Arrachage et destruction des plantes en fin de récolte
Il est conseillé d’arracher le plus tôt possible les plants arrivés en fin de récolte (brûler, enterrer en dehors de la parcelle ou composter de manière correcte). Par exemple au cours de chaque récolte il peut être demandé aux récolteurs d’arracher les plants qui ne seront plus productifs. C’est une mesure sanitaire élémentaire, même dans le cas où les maladies sont restés absentes mais qui est malheureusement très rarement appliquée. Les plants qui ne sont pas arrachés peuvent parfois survivre longtemps même sans irrigation et continuent à abriter des ennemis qui peuvent s’y multiplier et se propager sur les cultures voisines ou successives.
Effeuillage
La suppression des vielles feuilles permet également de réduire le potentiel de réinfestation à partir des organismes nuisibles se trouvant sur celles-ci et n’est pas préjudiciable au bon développement de la plante. Les feuilles coupées doivent être ensuite détruites en dehors du champ.
Collecte manuelle des ravageurs
Les punaises et chrysomèle peuvent être collectés à la main.
Traitements phytosanitaires
Contre les altises ont peut utiliser des insecticides chimiques mais l’application de produits naturels répulsifs est généralement suffisante. Par exemple : épandre des cendres de bois aux pieds des plants contre la ponte des adultes et le développement des larves. Appliquer des produits préparés à base de plantes telles que l’ail, l’oignon, les tagètes, le piment… La préparation suivante est réputée efficace contre la chrysomèle. ½ tasse de cendre de bois, ½ tasse de chaux dans quatre litres d’eau. Mélanger, laisser reposer et filtrer. Appliquer la solution sur les feuilles.

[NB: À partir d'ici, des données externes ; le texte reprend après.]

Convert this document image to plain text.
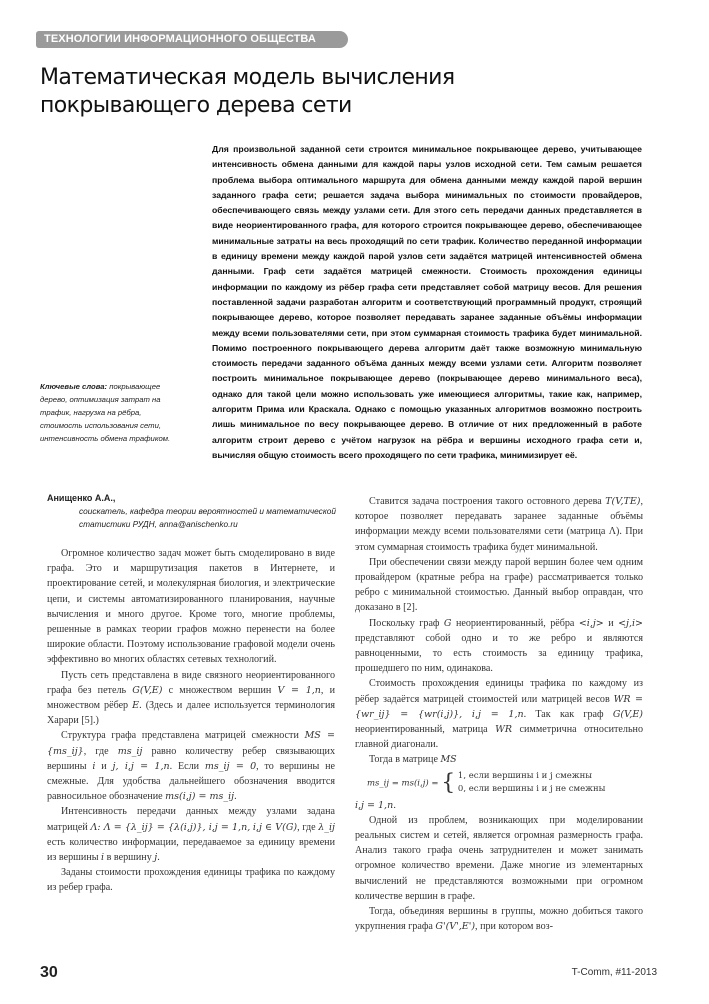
ТЕХНОЛОГИИ ИНФОРМАЦИОННОГО ОБЩЕСТВА
Математическая модель вычисления
покрывающего дерева сети
Для произвольной заданной сети строится минимальное покрывающее дерево, учитывающее интенсивность обмена данными для каждой пары узлов исходной сети. Тем самым решается проблема выбора оптимального маршрута для обмена данными между каждой парой вершин заданного графа сети; решается задача выбора минимальных по стоимости провайдеров, обеспечивающего связь между узлами сети. Для этого сеть передачи данных представляется в виде неориентированного графа, для которого строится покрывающее дерево, обеспечивающее минимальные затраты на весь проходящий по сети трафик. Количество переданной информации в единицу времени между каждой парой узлов сети задаётся матрицей интенсивностей обмена данными. Граф сети задаётся матрицей смежности. Стоимость прохождения единицы информации по каждому из рёбер графа сети представляет собой матрицу весов. Для решения поставленной задачи разработан алгоритм и соответствующий программный продукт, строящий покрывающее дерево, которое позволяет передавать заранее заданные объёмы информации между всеми пользователями сети, при этом суммарная стоимость трафика будет минимальной. Помимо построенного покрывающего дерева алгоритм даёт также возможную минимальную стоимость передачи заданного объёма данных между всеми узлами сети. Алгоритм позволяет построить минимальное покрывающее дерево (покрывающее дерево минимального веса), однако для такой цели можно использовать уже имеющиеся алгоритмы, такие как, например, алгоритм Прима или Краскала. Однако с помощью указанных алгоритмов возможно построить лишь минимальное по весу покрывающее дерево. В отличие от них предложенный в работе алгоритм строит дерево с учётом нагрузок на рёбра и вершины исходного графа сети и, вычисляя общую стоимость всего проходящего по сети трафика, минимизирует её.
Ключевые слова: покрывающее дерево, оптимизация затрат на трафик, нагрузка на рёбра, стоимость использования сети, интенсивность обмена трафиком.
Анищенко А.А.,
соискатель, кафедра теории вероятностей и математической статистики РУДН, anna@anischenko.ru

Огромное количество задач может быть смоделировано в виде графа. Это и маршрутизация пакетов в Интернете, и проектирование сетей, и молекулярная биология, и электрические цепи, и системы автоматизированного планирования, научные вычисления и много другое. Кроме того, многие проблемы, решенные в рамках теории графов можно перенести на более широкие области. Поэтому использование графовой модели очень эффективно во многих областях сетевых технологий.

Пусть сеть представлена в виде связного неориентированного графа без петель G(V,E) с множеством вершин V = 1,n, и множеством рёбер E. (Здесь и далее используется терминология Харари [5].)

Структура графа представлена матрицей смежности MS = {ms_ij}, где ms_ij равно количеству ребер связывающих вершины i и j, i,j = 1,n. Если ms_ij = 0, то вершины не смежные. Для удобства дальнейшего обозначения вводится равносильное обозначение ms(i,j) = ms_ij.

Интенсивность передачи данных между узлами задана матрицей Λ: Λ = {λ_ij} = {λ(i,j)}, i,j = 1,n, i,j ∈ V(G), где λ_ij есть количество информации, передаваемое за единицу времени из вершины i в вершину j.

Заданы стоимости прохождения единицы трафика по каждому из ребер графа.

Ставится задача построения такого остовного дерева T(V,TE), которое позволяет передавать заранее заданные объёмы информации между всеми пользователями сети (матрица Λ). При этом суммарная стоимость трафика будет минимальной.

При обеспечении связи между парой вершин более чем одним провайдером (кратные ребра на графе) рассматривается только ребро с минимальной стоимостью. Данный выбор оправдан, что доказано в [2].

Поскольку граф G неориентированный, рёбра <i,j> и <j,i> представляют собой одно и то же ребро и являются равноценными, то есть стоимость за единицу трафика, прошедшего по ним, одинакова.

Стоимость прохождения единицы трафика по каждому из рёбер задаётся матрицей стоимостей или матрицей весов WR = {wr_ij} = {wr(i,j)}, i,j = 1,n. Так как граф G(V,E) неориентированный, матрица WR симметрична относительно главной диагонали.

Тогда в матрице MS

ms_ij = ms(i,j) = { 1, если вершины i и j смежны
0, если вершины i и j не смежны

i,j = 1,n.

Одной из проблем, возникающих при моделировании реальных систем и сетей, является огромная размерность графа. Анализ такого графа очень затруднителен и может занимать огромное количество времени. Даже многие из элементарных вычислений не представляются возможными при огромном количестве вершин в графе.

Тогда, объединяя вершины в группы, можно добиться такого укрупнения графа G'(V',E'), при котором воз-

30	T-Comm, #11-2013
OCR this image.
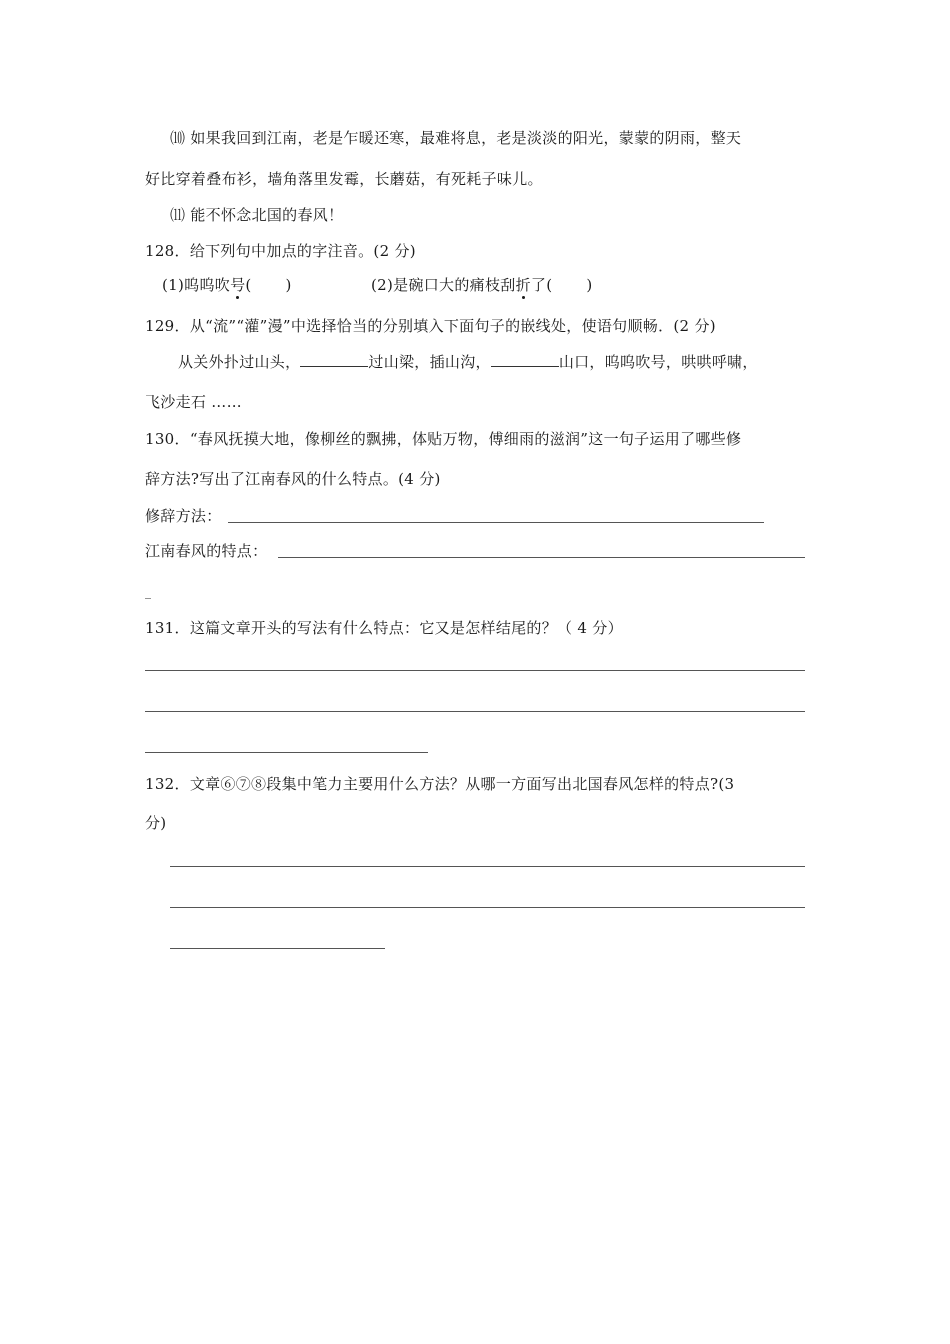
⑽ 如果我回到江南，老是乍暖还寒，最难将息，老是淡淡的阳光，蒙蒙的阴雨，整天
好比穿着叠布衫，墙角落里发霉，长蘑菇，有死耗子味儿。
⑾ 能不怀念北国的春风！
128．给下列句中加点的字注音。(2 分)
(1)呜呜吹号( )	(2)是碗口大的痛枝刮折了( )
129．从“流”“灌”漫”中选择恰当的分别填入下面句子的嵌线处，使语句顺畅．(2 分)
从关外扑过山头，	过山梁，插山沟，	山口，呜呜吹号，哄哄呼啸，
飞沙走石 ……
130．“春风抚摸大地，像柳丝的飘拂，体贴万物，傅细雨的滋润”这一句子运用了哪些修
辞方法?写出了江南春风的什么特点。(4 分)
修辞方法：
江南春风的特点：
_
131．这篇文章开头的写法有什么特点：它又是怎样结尾的？（ 4 分）
132．文章⑥⑦⑧段集中笔力主要用什么方法？从哪一方面写出北国春风怎样的特点?(3
分)
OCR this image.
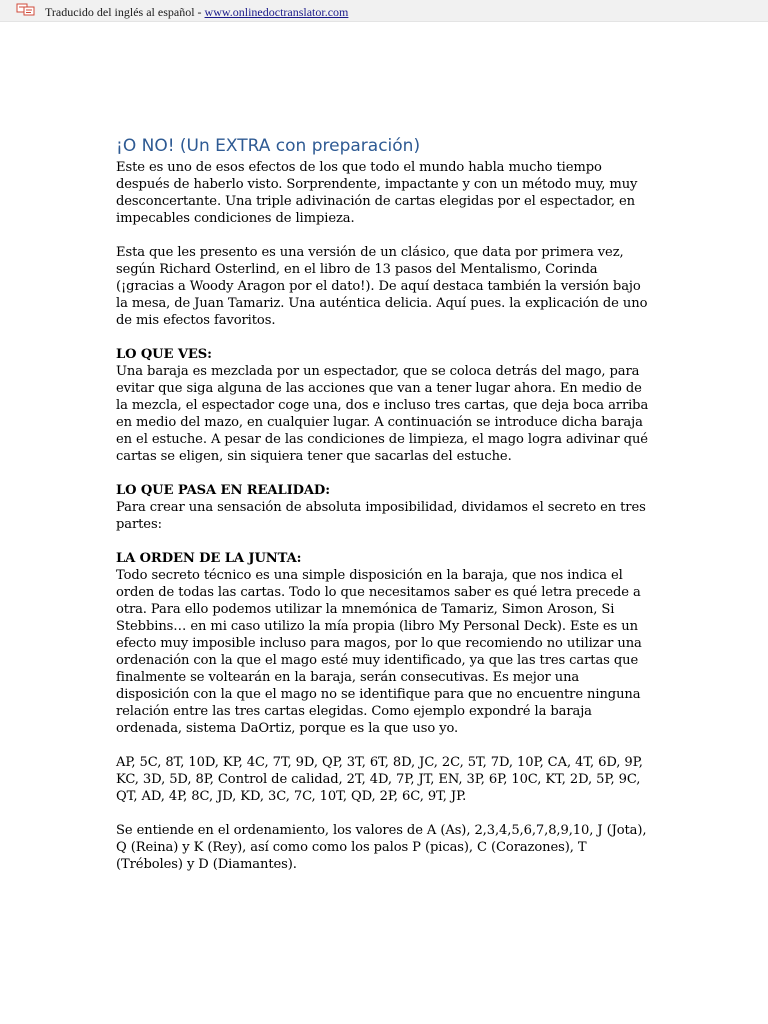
Traducido del inglés al español - www.onlinedoctranslator.com
¡O NO! (Un EXTRA con preparación)

Este es uno de esos efectos de los que todo el mundo habla mucho tiempo después de haberlo visto. Sorprendente, impactante y con un método muy, muy desconcertante. Una triple adivinación de cartas elegidas por el espectador, en impecables condiciones de limpieza.

Esta que les presento es una versión de un clásico, que data por primera vez, según Richard Osterlind, en el libro de 13 pasos del Mentalismo, Corinda (¡gracias a Woody Aragon por el dato!). De aquí destaca también la versión bajo la mesa, de Juan Tamariz. Una auténtica delicia. Aquí pues. la explicación de uno de mis efectos favoritos.

LO QUE VES:
Una baraja es mezclada por un espectador, que se coloca detrás del mago, para evitar que siga alguna de las acciones que van a tener lugar ahora. En medio de la mezcla, el espectador coge una, dos e incluso tres cartas, que deja boca arriba en medio del mazo, en cualquier lugar. A continuación se introduce dicha baraja en el estuche. A pesar de las condiciones de limpieza, el mago logra adivinar qué cartas se eligen, sin siquiera tener que sacarlas del estuche.
LO QUE PASA EN REALIDAD:
Para crear una sensación de absoluta imposibilidad, dividamos el secreto en tres partes:
LA ORDEN DE LA JUNTA:
Todo secreto técnico es una simple disposición en la baraja, que nos indica el orden de todas las cartas. Todo lo que necesitamos saber es qué letra precede a otra. Para ello podemos utilizar la mnemónica de Tamariz, Simon Aroson, Si Stebbins… en mi caso utilizo la mía propia (libro My Personal Deck). Este es un efecto muy imposible incluso para magos, por lo que recomiendo no utilizar una ordenación con la que el mago esté muy identificado, ya que las tres cartas que finalmente se voltearán en la baraja, serán consecutivas. Es mejor una disposición con la que el mago no se identifique para que no encuentre ninguna relación entre las tres cartas elegidas. Como ejemplo expondré la baraja ordenada, sistema DaOrtiz, porque es la que uso yo.

AP, 5C, 8T, 10D, KP, 4C, 7T, 9D, QP, 3T, 6T, 8D, JC, 2C, 5T, 7D, 10P, CA, 4T, 6D, 9P, KC, 3D, 5D, 8P, Control de calidad, 2T, 4D, 7P, JT, EN, 3P, 6P, 10C, KT, 2D, 5P, 9C, QT, AD, 4P, 8C, JD, KD, 3C, 7C, 10T, QD, 2P, 6C, 9T, JP.

Se entiende en el ordenamiento, los valores de A (As), 2,3,4,5,6,7,8,9,10, J (Jota), Q (Reina) y K (Rey), así como como los palos P (picas), C (Corazones), T (Tréboles) y D (Diamantes).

Les fongicides ne seront utilisés que si les méthodes de lutte précédentes ne donne pas satisfaction ou ne sont pas applicables dans le contexte local. Ils pourront être utilisés surtout contre le mildiou. Le manèbe, mancozèbe, produits à base de cuivre et chlorothalonil sont généralement utilisés le bicarbonate de soude serait également efficace à la dose de 10 g par litre d’eau additionnée de savon. Les traitements ont lieu dès l’apparition des premiers symptômes ensuite chaque semaine en répétant après une pluie.
L’application d’insecticides ou insectifuges peut-être nécessaire contre les pucerons.
La lutte insecticide contre les mineuses des feuilles et les mouches des fruits est difficile.